Chris Sullivan made his big-screen debut in director/writer/producer/star Matthew Stanton’s crime drama,
North Starr (2008), with Jerome Hawkins and premiering in competition at the Sundance Film Festival. Sullivan had a supporting role in the Dennis Lehane-written crime drama,
The Drop (2014), with
Tom Hardy, Noomi Rapace, James Gandolfini, Matthias Schoenaerts, and John Ortiz, grossing $19 million gross for Fox Searchlight Pictures.
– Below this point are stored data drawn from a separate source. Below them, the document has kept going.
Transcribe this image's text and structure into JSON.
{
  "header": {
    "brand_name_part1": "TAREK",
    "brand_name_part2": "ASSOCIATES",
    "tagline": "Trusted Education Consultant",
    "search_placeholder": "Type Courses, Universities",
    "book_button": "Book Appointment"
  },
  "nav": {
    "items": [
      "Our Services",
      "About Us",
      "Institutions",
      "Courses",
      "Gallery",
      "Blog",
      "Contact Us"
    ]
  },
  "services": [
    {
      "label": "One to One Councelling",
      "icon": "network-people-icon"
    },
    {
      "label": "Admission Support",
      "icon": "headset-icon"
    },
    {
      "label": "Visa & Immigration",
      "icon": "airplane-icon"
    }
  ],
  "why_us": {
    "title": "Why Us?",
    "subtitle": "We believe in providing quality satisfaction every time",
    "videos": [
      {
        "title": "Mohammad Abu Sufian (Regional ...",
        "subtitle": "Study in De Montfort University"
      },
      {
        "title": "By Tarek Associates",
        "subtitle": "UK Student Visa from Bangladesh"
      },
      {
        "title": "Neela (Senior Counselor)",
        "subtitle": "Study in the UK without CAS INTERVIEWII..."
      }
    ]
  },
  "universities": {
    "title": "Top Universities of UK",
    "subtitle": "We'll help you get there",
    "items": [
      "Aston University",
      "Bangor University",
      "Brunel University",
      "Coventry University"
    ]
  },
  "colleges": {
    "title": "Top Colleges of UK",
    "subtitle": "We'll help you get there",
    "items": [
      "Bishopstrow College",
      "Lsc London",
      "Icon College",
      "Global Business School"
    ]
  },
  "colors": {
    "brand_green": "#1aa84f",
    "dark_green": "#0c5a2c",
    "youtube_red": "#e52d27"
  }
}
Sullivan joined the cast of 20
th Century Fox’s low-budget ($8 million) action movie,
Morgan (2016), marking the feature directorial debut of producer
Ridley Scott’s son, Luke, and co-starring Kate Mara,
Anya Taylor-Joy, Toby Jones, Rose Leslie,
Boyd Holbrook,
Michelle Yeoh, Jennifer Jason Leigh and Paul Giamatti. Sullivan supported debuting director/writer Daniel Ragussis’s true story FBI thriller,
Imperium (2016), starring Daniel Radcliffe,
Toni Collette, Tracy Letts, and Nestor Carbonell, and released by Lionsgate Premiere.
Chris Sullivan continued his run in supporting roles in director/writer/star Ben Affleck’s thoughtful adaptation of Dennis Lehane’s crime novel,
Live by Night (2016), starring Elle Fanning,
Brendan Gleeson,
Chris Messina,
Sienna Miller,
Zoe Saldana, and Chris Cooper, co-produced by
Leonardo DiCaprio, but losing money for Warner Bros. ($23 million gross vs. $90 million costs). Sullivan played Taserface in director/writer
James Gunn’s sequel,
Guardians of the Galaxy Vol. 2 (2017), starring
Chris Pratt, Saldana,
Dave Bautista,
Vin Diesel, Bradley Cooper,
Sylvester Stallone and Kurt Russell, and turning a profit for Marvel/Disney with a $869 million gross.
Sullivan appeared in the little-seen indie,
The Independents (2018), directed and written by Greg Naughton, with Rich Price, George Wendt, and Richard Kind, and then Sullivan joined the cast of debuting director/writer Logan Marshall-Green’s drama,
Adopt a Highway (2019), starring
Ethan Hawke, and released by RLJE Films after premiering at the South by Southwest Film Festival.
Sullivan then co-starred in three consecutive horror movies, starting with director/writer/producer Josh Lobo’s
I Trapped the Devil (2019), with A.J. Bowen, Scott Poythress, and Susan Burke and released by IFC Midnight
. Sullivan co-starred in the Jacob Gentry-directed Broadcast Signal Intrusion (2021), co-starring Harry Shum Jr. and released by MPI Media Group/Dark Sky Films after premiering at the South by Southwest Film Festival. Then Sullivan took on a supporting role in director/co-writer Mickey Reece’s horror movie,
Agnes (2021), with Hayley McFarland and Molly Quinn, and distributed in limited pattern by Magnet Releasing after a Tribeca Film Festival premiere.
Chris Sullivan landed his most prominent role to date as co-star of Steven Soderbergh’s haunted house movie,
Presence (2025), starring Lucy Liu, Callina Liang, and Julia Fox, and released in theaters by
Neon exactly a year after its 2024 Sundance premiere. Sullivan joined the cast of MGM/Amazon MGM Studios’ sci-fi thriller,
Mercy (2025), with Chris Pratt, Rebecca Ferguson, and Annabelle Wallis under the direction of Timur Bekmambetov, who also produced.